Title: A Mutlicenter, Randomized, Double-Blind, Parallel-Group, Placebo-Controlled Variable Treatment Duration Study Evaluating the Efficacy and Safety of Siponimod (BAF312) in Patients with Secondary Progressive Multiple Sclerosis
Study Identifier: LCID: 2013-033; EXPAND
Principal Investigator: Ann Camac, MD
Purpose: To determine whether or not Siponimod (BAF312) is effective in reducing disability progression in secondary progressive multiple sclerosis (SPMS) patients as compared to Placebo.
Summary: Currently, there are no approved treatments for SPMS apart from a couple of chemo drugs with limited effectiveness. Those with SPMS have continual inflammation surrounding their injured nerve cells caused by attacks from their own immune cells, which is known to worsen disability. In this study, participants will receive either BAF312 or placebo. There is a 66% chance of receiving BAF312 and a 33% change of receiving placebo. Neither you nor your doctor will know which treatment you received. BAF312 is taken once a day. For this study, subjects will undergo a variety of examinations, including neurological exams, dermatology (skin) exams, ophthalmology (eye) exams, as well as other testing, brain MRI, and functional assessments. Participants will also be asked to complete questionnaires.
Study Type: This is a drug study. The drug involved is called Siponimod and is also known as BAF312.
Length/Duration: The study lasts for at least 2 years.
ELIGIBILITY: If you are interested in this study and want to see if you may qualify for this study, click here.
Contact: For more information on this study, please contact the study coordinator at Rik.Ganguly@Lahey.org or 781-372-7196
Title: JCV Antibody Program in Patients with Relapsing Multiple Sclerosis Receiving or Considering Treatment with Tysabri®: STRATIFY-2 Principal Investigator: Claudia Chaves, MD Sponsor: Biogen Idec Summary: This is an observational, longitudinal cohort study in patients with MS. The use of Tysabri® (natalizumab) for the treatment of multiple sclerosis (MS) has been associated with an increased risk of Progressive Multifocal Encephalopathy (PML), a rare brain infection that usually causes death or severe disability. PML is caused by a polyomavirus called the JC virus (JCV). The study aims to define the prevalence of JCV in patients with relapsing MS considering initiation of Tysabri treatment and those receiving Tysabri. All patients with relapsing MS treated with or considering treatment with Tysabri are eligible to participate.

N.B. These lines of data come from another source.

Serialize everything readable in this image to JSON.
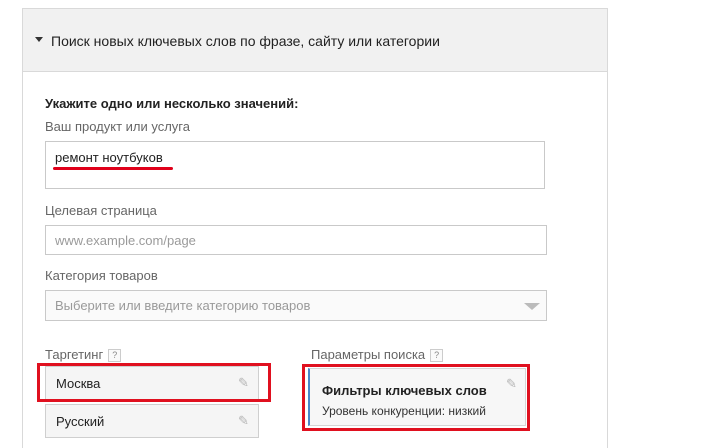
{
  "panel": {
    "title": "Поиск новых ключевых слов по фразе, сайту или категории"
  },
  "form": {
    "section_title": "Укажите одно или несколько значений:",
    "product_label": "Ваш продукт или услуга",
    "product_value": "ремонт ноутбуков",
    "landing_label": "Целевая страница",
    "landing_placeholder": "www.example.com/page",
    "category_label": "Категория товаров",
    "category_placeholder": "Выберите или введите категорию товаров"
  },
  "targeting": {
    "label": "Таргетинг",
    "help": "?",
    "items": [
      {
        "label": "Москва"
      },
      {
        "label": "Русский"
      }
    ]
  },
  "search_params": {
    "label": "Параметры поиска",
    "help": "?",
    "filters_title": "Фильтры ключевых слов",
    "filters_detail": "Уровень конкуренции: низкий"
  },
  "icons": {
    "caret": "caret-down-icon",
    "pencil": "pencil-icon",
    "dropdown": "dropdown-arrow-icon"
  },
  "colors": {
    "highlight": "#e0101f",
    "accent": "#4a86c8"
  }
}
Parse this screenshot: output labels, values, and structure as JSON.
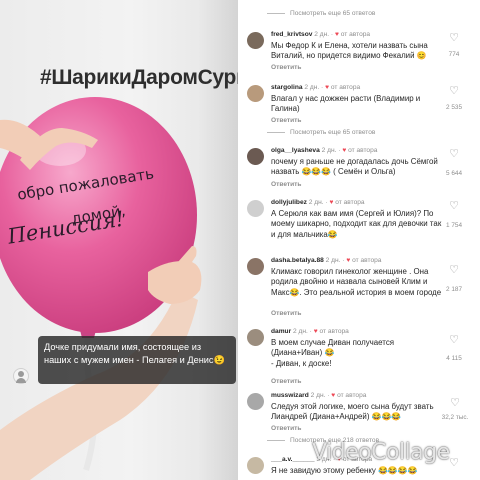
{
  "video": {
    "hashtag": "#ШарикиДаромСург",
    "balloon_line1": "обро пожаловать",
    "balloon_line2": "домой,",
    "balloon_line3": "Пенисcия!",
    "caption": "Дочке придумали имя, состоящее из наших с мужем имен - Пелагея и Денис😉",
    "colors": {
      "balloon": "#e8629e",
      "wall": "#ececec",
      "caption_bg": "#2d2d2d"
    }
  },
  "comments_panel": {
    "more_top": "Посмотреть еще 65 ответов",
    "comments": [
      {
        "user": "fred_krivtsov",
        "time": "2 дн.",
        "author_badge": "от автора",
        "text": "Мы Федор К и Елена, хотели назвать сына Виталий, но придется видимо Фекалий 😊",
        "reply": "Ответить",
        "likes": "774",
        "avatar_color": "#7a6a5c"
      },
      {
        "user": "stargolina",
        "time": "2 дн.",
        "author_badge": "от автора",
        "text": "Влагал у нас дожжен расти (Владимир и Галина)",
        "reply": "Ответить",
        "likes": "2 535",
        "avatar_color": "#b89a7c"
      },
      {
        "user": "olga__lyasheva",
        "time": "2 дн.",
        "author_badge": "от автора",
        "text": "почему я раньше не догадалась дочь Сёмгой назвать 😂😂😂 ( Семён и Ольга)",
        "reply": "Ответить",
        "likes": "5 644",
        "avatar_color": "#6b5a52"
      },
      {
        "user": "dollyjulibez",
        "time": "2 дн.",
        "author_badge": "от автора",
        "text": "А Серюля как вам имя (Сергей и Юлия)? По моему шикарно, подходит как для девочки так и для мальчика😂",
        "reply": "Ответить",
        "likes": "1 754",
        "avatar_color": "#cfcfcf"
      },
      {
        "user": "dasha.betalya.88",
        "time": "2 дн.",
        "author_badge": "от автора",
        "text": "Климакс говорил гинеколог женщине . Она родила двойню и назвала сыновей Клим и Макс😂. Это реальной история в моем городе",
        "reply": "Ответить",
        "likes": "2 187",
        "avatar_color": "#8a7466"
      },
      {
        "user": "damur",
        "time": "2 дн.",
        "author_badge": "от автора",
        "text": "В моем случае Диван получается (Диана+Иван) 😂\n- Диван, к доске!",
        "reply": "Ответить",
        "likes": "4 115",
        "avatar_color": "#9b8d7e"
      },
      {
        "user": "musswizard",
        "time": "2 дн.",
        "author_badge": "от автора",
        "text": "Следуя этой логике, моего сына будут звать Лиандрей (Диана+Андрей) 😂😂😂",
        "reply": "Ответить",
        "likes": "32,2 тыс.",
        "avatar_color": "#a8a8a8"
      }
    ],
    "more_bottom": "Посмотреть еще 218 ответов",
    "last_comment": {
      "user": "___a.v.______",
      "time": "3 дн.",
      "author_badge": "от автора",
      "text": "Я не завидую этому ребенку 😂😂😂😂",
      "avatar_color": "#c6b9a3"
    },
    "heart_icon": "heart-outline-icon"
  },
  "watermark": "VideoCollage"
}
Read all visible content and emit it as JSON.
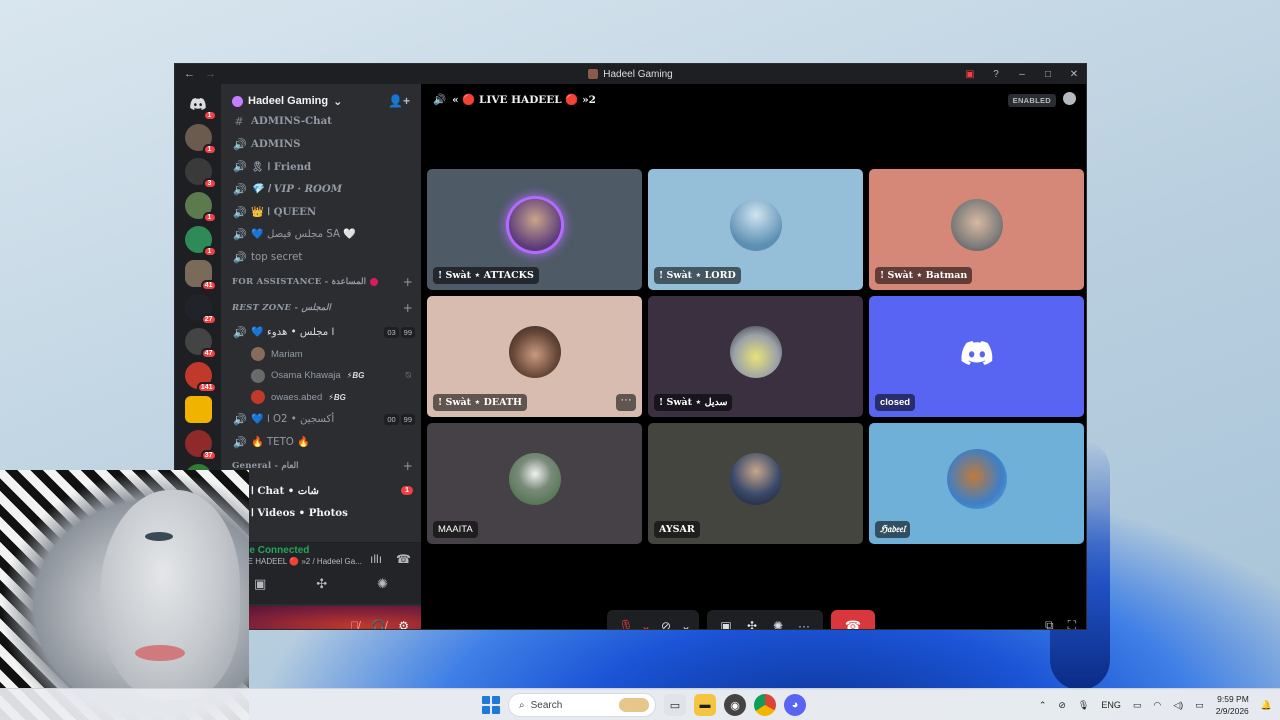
{
  "window": {
    "title": "Hadeel Gaming",
    "nav_back": "←",
    "nav_forward": "→"
  },
  "rail": {
    "servers": [
      {
        "badge": "1",
        "color": "#1e1f22"
      },
      {
        "badge": "1",
        "color": "#6b5a4e"
      },
      {
        "badge": "3",
        "color": "#3a3a3a"
      },
      {
        "badge": "1",
        "color": "#5b7a4e"
      },
      {
        "badge": "1",
        "color": "#2e8b57"
      },
      {
        "badge": "41",
        "color": "#7a6a5a"
      },
      {
        "badge": "27",
        "color": "#20242a"
      },
      {
        "badge": "47",
        "color": "#444"
      },
      {
        "badge": "141",
        "color": "#c0392b"
      },
      {
        "badge": "",
        "color": "#f0b400"
      },
      {
        "badge": "37",
        "color": "#8e2a2a"
      },
      {
        "badge": "86",
        "color": "#2e7d32"
      }
    ]
  },
  "sidebar": {
    "guild_name": "Hadeel Gaming",
    "channels_top": [
      {
        "icon": "#",
        "name": "ADMINS-Chat"
      },
      {
        "icon": "🔊",
        "name": "ADMINS"
      },
      {
        "icon": "🔊",
        "name": "🎗 ا Friend"
      },
      {
        "icon": "🔊",
        "name": "💎 ا VIP · ROOM"
      },
      {
        "icon": "🔊",
        "name": "👑 ا QUEEN"
      },
      {
        "icon": "🔊",
        "name": "💙 مجلس فيصل SA 🤍"
      },
      {
        "icon": "🔊",
        "name": "top secret"
      }
    ],
    "category_assist": "FOR ASSISTANCE - المساعدة",
    "category_rest": "REST ZONE - المجلس",
    "rest_channel": {
      "name": "💙 ا مجلس • هدوء",
      "count_a": "03",
      "count_b": "99"
    },
    "members": [
      {
        "name": "Mariam",
        "tag": ""
      },
      {
        "name": "Osama Khawaja",
        "tag": "⚡BG"
      },
      {
        "name": "owaes.abed",
        "tag": "⚡BG"
      }
    ],
    "o2_channel": {
      "name": "💙 ا O2 • أكسجين",
      "count_a": "00",
      "count_b": "99"
    },
    "teto_channel": "🔥 TETO 🔥",
    "category_general": "General - العام",
    "chat_channel": "ا Chat • شات",
    "chat_badge": "1",
    "videos_channel": "ا Videos • Photos",
    "voice_status": "Voice Connected",
    "voice_sub": "« LIVE HADEEL 🔴 »2 / Hadeel Ga..."
  },
  "stage": {
    "channel": "« 🔴 LIVE HADEEL 🔴 »2",
    "enabled_label": "ENABLED",
    "tiles": [
      {
        "label": "! Swàt ⋆ ATTACKS",
        "bg": "#4e5a66",
        "avatar": "#5a3a7a",
        "ring": true
      },
      {
        "label": "! Swàt ⋆ LORD",
        "bg": "#95bfd8",
        "avatar": "#5c8fb3",
        "ring": false
      },
      {
        "label": "! Swàt ⋆ Batman",
        "bg": "#d58878",
        "avatar": "#8a8a8a",
        "ring": false
      },
      {
        "label": "! Swàt ⋆ DEATH",
        "bg": "#d8bcb0",
        "avatar": "#4a3a34",
        "ring": false,
        "more": true
      },
      {
        "label": "! Swàt ⋆ سديل",
        "bg": "#3a3040",
        "avatar": "#cfd86a",
        "ring": false
      },
      {
        "label": "closed",
        "bg": "#5865f2",
        "discord": true
      },
      {
        "label": "MAAITA",
        "bg": "#464146",
        "avatar": "#3d6b3a",
        "ring": false
      },
      {
        "label": "AYSAR",
        "bg": "#454540",
        "avatar": "#2a3a5a",
        "ring": false
      },
      {
        "label": "ℌ𝔞𝔡𝔢𝔢𝔩",
        "bg": "#6fb0d8",
        "avatar": "#3d7fc7",
        "ring": false
      }
    ]
  },
  "taskbar": {
    "search_placeholder": "Search",
    "lang": "ENG",
    "time": "9:59 PM",
    "date": "2/9/2026"
  }
}
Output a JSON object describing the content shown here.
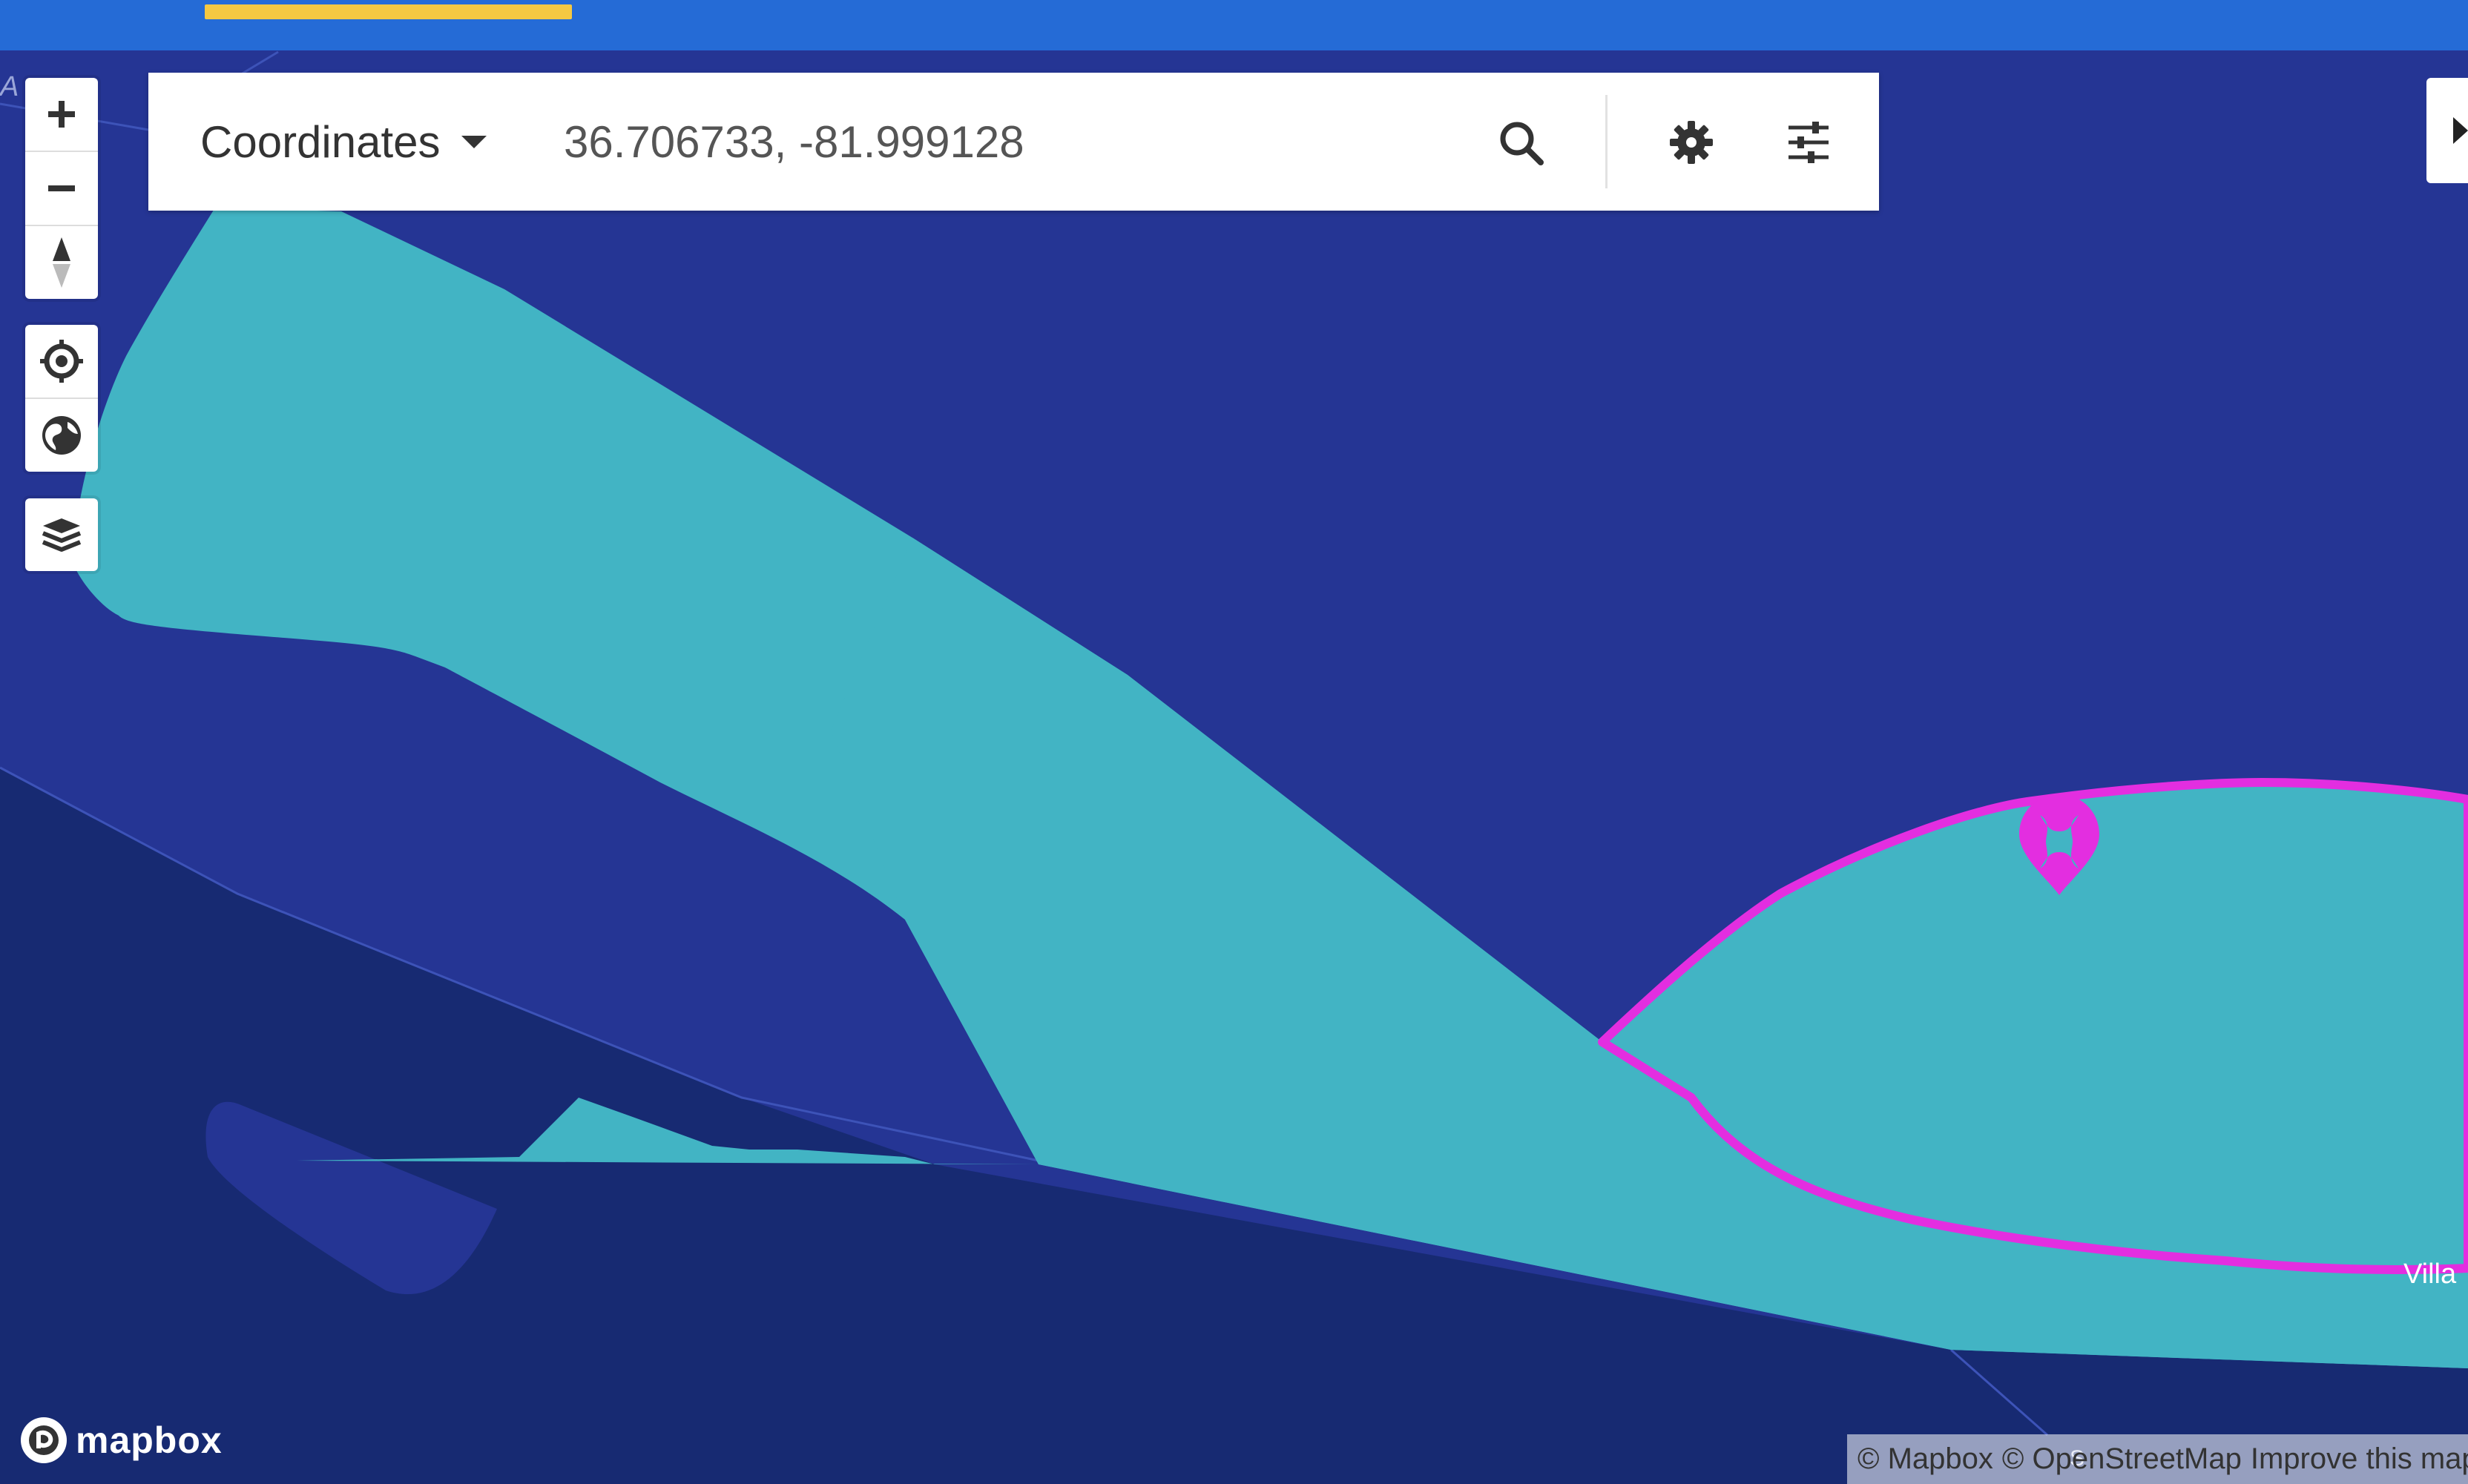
{
  "search": {
    "mode_label": "Coordinates",
    "query_value": "36.706733, -81.999128",
    "placeholder": ""
  },
  "icons": {
    "zoom_in": "plus-icon",
    "zoom_out": "minus-icon",
    "compass": "compass-icon",
    "locate": "crosshair-icon",
    "globe": "globe-icon",
    "layers": "layers-icon",
    "search": "search-icon",
    "settings": "gear-icon",
    "filters": "sliders-icon",
    "panel_toggle": "caret-right-icon",
    "marker": "map-pin-icon"
  },
  "map": {
    "labels": {
      "right_edge": "Villa",
      "top_left_fragment": "A",
      "bottom_road": "S"
    },
    "colors": {
      "background_dark": "#172a72",
      "land_mid": "#253594",
      "highlight_region": "#42b4c4",
      "selection_outline": "#e32ee0",
      "marker": "#e32ee0",
      "topbar": "#256bd6",
      "topbar_progress": "#f5c842"
    }
  },
  "footer": {
    "logo_text": "mapbox",
    "attribution": {
      "mapbox": "© Mapbox",
      "osm": "© OpenStreetMap",
      "improve": "Improve this map"
    }
  }
}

Title: A Multicenter, Observational, Open-Label, Single-Arm Study of Tysabri in Early Relapsing-Remitting Multiple Sclerosis in Anti-JCV Antibody Negative Patients
Principal Investigator: Claudia Chaves, MD
Sponsor: Biogen Idec., Inc
Summary: Multiple studies have demonstrated the positive effect of early therapy on patients who were in the earliest stages of relapsing remitting multiple sclerosis (RRMS). Studies have also shown that Tysabri is a potent and useful medication in reducing disability progression. The goal of this study is to determine which tests and procedures that are administered during the study course is most accurate in predicting disease free status for patients who are currently considering to take Tysabri, and who will start Tysabri as their participating in the study trial begins. The tests and procedures that will be analyzed include MRIs, physical and neurological exams, eye exams, questionnaires, and cognitive impairment tests. Patient visits occur once every months.
Title: A Multicenter, Randomized, Double-Blind, Placebo-Controlled Study of the Efficacy of Natalizumab on Reducing Disability Progression in Subjects With Secondary Progressive Multiple Sclerosis
Principal Investigator: Ann Camac, MD
Summary: Individuals who suffer from SPMS are often in the later stages of Multiple Sclerosis (MS), and it is marked by increase in disability without periods of remission and independent of relapses, which is different in the case of Relapsing Remitting Multiple Sclerosis (RRMS). Patients with SPMS have continual inflammation surrounding their injured nerve cells caused by attacks from their own immune cells, which is known to worsen disability. It is thought that Tysabri might reduce inflammation by limiting the attacks by these immune cells. Currently, there are no treatment options available for individuals with SPMS. The study therefore seeks to determine whether Tysabri could be considered a potential treatment option. Subjects are to be randomized to receive either Tysabri 300 mg or placebo intravenously (IV) every 4 weeks for a 96 week period. Patient visits occur once every 12 weeks. The patient nor the study team will be aware which treatment that patient is receiving until after the study has been completed.